Malta’s financial services sector has undergone significant changes in recent years, shaped by evolving local and international regulatory frameworks, geopolitical developments and emerging typologies.

Speaking to BusinessNow.mt, Matthew Scicluna and Sarah Vella from the MFSA’s Financial Crime Compliance function, explain how this review fits into a much broader national effort to combat financial crime.

“Against this backdrop, the Malta Financial Services Authority (MFSA) has stepped up its supervisory efforts, through targeted thematic reviews and Dear CEO letters to ensure that licence holders have in place robust and effective control frameworks to address these emerging threats.” Mr Scicluna explains.

One such initiative is the Thematic Review on Mitigating the Funding of Terrorism and Sanctions Evasion Risk targeting Financial Institutions and Crypto Asset Service Providers.

Selection of scope

Sarah Vella

Ms Vella explains that the selection of the sample and areas of focus being targeted in the thematic review are not random but take into consideration a range of relevant aspects.  

“The National Risk Assessment, which essentially informs the MFSA’s AML/CFT supervisory efforts, serves as the starting point of our determination when assessing which sector and area of focus we should target”

The National Risk Assessment, which brings together various local stakeholders, is a country-wide risk assessment on money laundering, terrorist and proliferation financing and targeted financial sanctions. “From a geopolitical perspective, Crypto Asset Service Providers and Financial Institutions have gone through various developments in 2024”, she says.

Mr Scicluna highlights sanctions compliance as another key area of focus in the thematic review.

Matthew Scicluna

“At a time when sanctions are being given greater importance and the regulatory framework is continuously evolving, we wanted to ascertain that MFSA licence holders have adequate controls in place to ensure compliance”

Extending the focus

Following FATF’s recent publications, the MFSA has recently rolled out the second iteration of the thematic review now targeting Banks.

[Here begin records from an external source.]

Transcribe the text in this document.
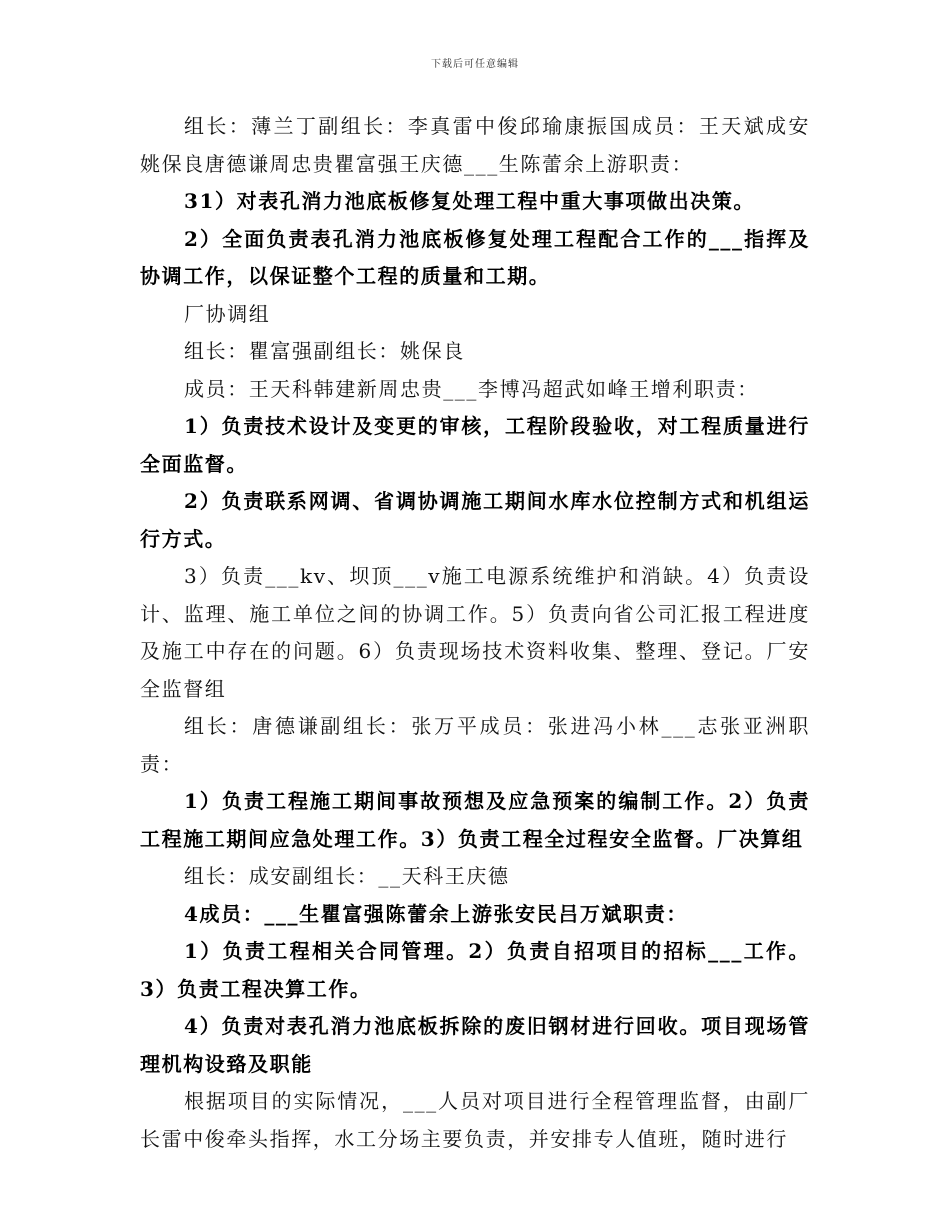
下载后可任意编辑

组长：薄兰丁副组长：李真雷中俊邱瑜康振国成员：王天斌成安姚保良唐德谦周忠贵瞿富强王庆德___生陈蕾余上游职责：

31）对表孔消力池底板修复处理工程中重大事项做出决策。

2）全面负责表孔消力池底板修复处理工程配合工作的___指挥及协调工作，以保证整个工程的质量和工期。

厂协调组

组长：瞿富强副组长：姚保良

成员：王天科韩建新周忠贵___李博冯超武如峰王增利职责：

1）负责技术设计及变更的审核，工程阶段验收，对工程质量进行全面监督。

2）负责联系网调、省调协调施工期间水库水位控制方式和机组运行方式。

3）负责___kv、坝顶___v施工电源系统维护和消缺。4）负责设计、监理、施工单位之间的协调工作。5）负责向省公司汇报工程进度及施工中存在的问题。6）负责现场技术资料收集、整理、登记。厂安全监督组

组长：唐德谦副组长：张万平成员：张进冯小林___志张亚洲职责：

1）负责工程施工期间事故预想及应急预案的编制工作。2）负责工程施工期间应急处理工作。3）负责工程全过程安全监督。厂决算组

组长：成安副组长：__天科王庆德

4成员：___生瞿富强陈蕾余上游张安民吕万斌职责：

1）负责工程相关合同管理。2）负责自招项目的招标___工作。3）负责工程决算工作。

4）负责对表孔消力池底板拆除的废旧钢材进行回收。项目现场管理机构设臵及职能

根据项目的实际情况，___人员对项目进行全程管理监督，由副厂长雷中俊牵头指挥，水工分场主要负责，并安排专人值班，随时进行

“This thematic exercise’s focus was extended to consider crime typologies particular to Banks. Of course, what applies to Crypto Assets does not necessarily apply to Banks, and vice versa.” Mr Scicluna also explains that the concept of proportionality and risk-based remain crucial.

The exercise was not carried out in isolation.

“The MFSA continuously cooperates and collaborates with other local stakeholders, including the Financial Intelligence Analysis Unit, the Sanctions Monitoring Board and the National Coordinating Committee. Their valuable input was also sought in this exercise.”

From findings to guidance

Mr Scicluna explained that following the conclusion of these thematic reviews, the Authority is issuing guidance to communicate and remind the industry of its supervisory expectations.

“The MFSA has been prioritising the issuance of further guidance to assist licence holders in the implementation of their obligations. Through these Dear CEO letters, we are providing an overview of our observations, together with the Authority’s supervisory expectations, as aligned with the relevant regulations and frameworks” he said.

The findings observed may also inform the MFSA’s future outcomes-based supervision.

Not a box-ticking exercise

Ms Vella emphasises that these initiatives are designed to deliver meaningful outcomes rather than serve as a box-ticking exercise.  

“Our supervisory efforts are not about ticking boxes but about achieving real outcomes that strengthen the financial services sector as a whole. This is not a standalone project,” she says. “It’s part of an ongoing national effort, informed by international developments and FATF publications.”